Blancport, lune 5, an 300

   


   
Euron & Wylla

    Je dévalais les escaliers de Chateauneuf sous les cris de ma mère qui me demandait de remonter pour assister à une leçon encore barbante. J’ignorais sur quoi cela portait mais j’en avais guère envie et ce n’était pas elle qui me ferait plier, ni mon père. Mon grand-père avait cessé l’espoir de me faire un jour apprendre les leçons pour être une lady parfaite comme pouvait l’être ma sœur Wynafryd. Il ne fallait pas rêver non plus. Je voulais bien m’assagir un peu, m’intéresser d’avantage à la politique et la diplomatie mais me transformer en statue de glace pour coudre et minauder devant les nobles que pouvaient recevoir la maison Manderly, c’était hors de question. J’avais réussi à leur faire accepter ma chevelure verte alors désormais j’allais leur faire accepter mon caractère de feu, et s’ils n’étaient pas content, ils n’avaient qu’à pas venir à Blancport.

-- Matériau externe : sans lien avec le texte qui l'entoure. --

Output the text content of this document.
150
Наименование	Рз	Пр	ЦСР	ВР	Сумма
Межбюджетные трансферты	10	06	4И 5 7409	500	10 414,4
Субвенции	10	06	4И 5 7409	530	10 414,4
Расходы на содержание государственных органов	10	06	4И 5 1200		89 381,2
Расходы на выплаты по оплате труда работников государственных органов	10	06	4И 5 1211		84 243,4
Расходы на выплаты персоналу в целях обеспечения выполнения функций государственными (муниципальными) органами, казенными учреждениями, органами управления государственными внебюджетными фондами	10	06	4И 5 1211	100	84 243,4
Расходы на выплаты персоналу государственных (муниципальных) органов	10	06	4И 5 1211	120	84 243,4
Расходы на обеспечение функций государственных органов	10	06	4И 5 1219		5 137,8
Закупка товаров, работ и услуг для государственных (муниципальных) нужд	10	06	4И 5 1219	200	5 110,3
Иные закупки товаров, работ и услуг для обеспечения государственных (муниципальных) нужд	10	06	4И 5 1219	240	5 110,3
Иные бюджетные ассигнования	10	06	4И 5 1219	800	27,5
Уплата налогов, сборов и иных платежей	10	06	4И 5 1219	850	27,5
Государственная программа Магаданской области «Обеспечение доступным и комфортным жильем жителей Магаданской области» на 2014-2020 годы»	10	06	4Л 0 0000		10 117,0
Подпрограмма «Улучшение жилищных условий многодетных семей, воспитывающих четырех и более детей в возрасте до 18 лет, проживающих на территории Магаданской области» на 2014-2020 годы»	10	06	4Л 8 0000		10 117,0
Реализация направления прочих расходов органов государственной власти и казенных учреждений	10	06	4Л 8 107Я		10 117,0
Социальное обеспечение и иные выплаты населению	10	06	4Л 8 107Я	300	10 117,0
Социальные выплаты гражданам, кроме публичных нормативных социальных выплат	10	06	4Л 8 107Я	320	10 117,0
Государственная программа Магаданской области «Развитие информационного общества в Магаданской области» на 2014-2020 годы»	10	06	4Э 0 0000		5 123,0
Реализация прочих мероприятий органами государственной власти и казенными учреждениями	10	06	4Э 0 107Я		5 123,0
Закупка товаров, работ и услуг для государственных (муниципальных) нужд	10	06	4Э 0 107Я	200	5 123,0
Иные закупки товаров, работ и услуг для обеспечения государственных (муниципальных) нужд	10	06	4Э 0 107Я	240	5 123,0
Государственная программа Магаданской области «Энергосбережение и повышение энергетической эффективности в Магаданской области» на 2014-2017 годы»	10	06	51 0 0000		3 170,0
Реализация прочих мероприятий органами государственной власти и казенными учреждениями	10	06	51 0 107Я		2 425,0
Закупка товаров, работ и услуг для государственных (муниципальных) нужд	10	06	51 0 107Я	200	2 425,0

Je croisais mon grand-père dans ma course folle ce qui me fit nettement ralentir voir m’arrêter. Il était toujours aussi énorme et il inspirait toujours autant le respect. Il était le seul à pouvoir me calmer dans mes colères et mes envies d’escapades. En entendant sa belle-fille hurler pour que je remonte, il leva les yeux au ciel. « Il faudra un jour qu’elle comprenne » râlais-je devant l’air amusé de mon grand-père. « File, je m’en occupe bourrique. »  Un large sourire vint scinder mon visage et je l’embrassais sur la joue avant de continuer ma course. J’attrapais une cape que me tendait un serviteur, afin de me protéger du froid. La neige avait cessé de tomber et le soleil qui était dans le ciel limpide l’avait même fait fondre, mais les températures restaient néanmoins glaciales et le vent iodé n’arrangeait rien. Mais je m’en fichais royalement, j’étais chez moi, à la maison.

Aujourd’hui j’avais envie de vagabonder sur le port de Blancport. Mais d’abord j’allais chercher une amie issue du peuple. Ce n’était pas parce que j’étais noble et elle roturière que nous ne devions pas sympathiser. Après l’avoir entraîner dans mon sillage, nous allions sur le port, où le temps clément était favorable au commerce. De nombreux vaisseaux marchants avaient mouillé dans la baie pour délivrer leur cargaison à terre et espérer en tirer un bon prix. J’étais toujours impressionner par la taille des bâtiments, par la force des marins grimpant au mat pour attacher les voiles, leur main calleuse faisant des nœuds avec rapidité et précision. Une odeur nauséabonde de poisson, d’urine et de sel régnait mais cela ne me dérangeait pas. J’adorais voir cette activité qui était caractéristique à Blancport. Nous étions le principal point de commerce du Nord, cela faisait notre richesse. Certains marins et capitaine me saluait, reconnaissant ma tresse verte qui reposait sur mon épaule. J’avais cette sensation de liberté, une sensation que rien ne pouvait venir m’entraver. Aucune règle, aucune étiquette. Je ne risquais pas grand-chose, la garnison de la ville était toujours sur place lors des jours de beau temps afin d’assurer la sécurité du peuple et des marchands.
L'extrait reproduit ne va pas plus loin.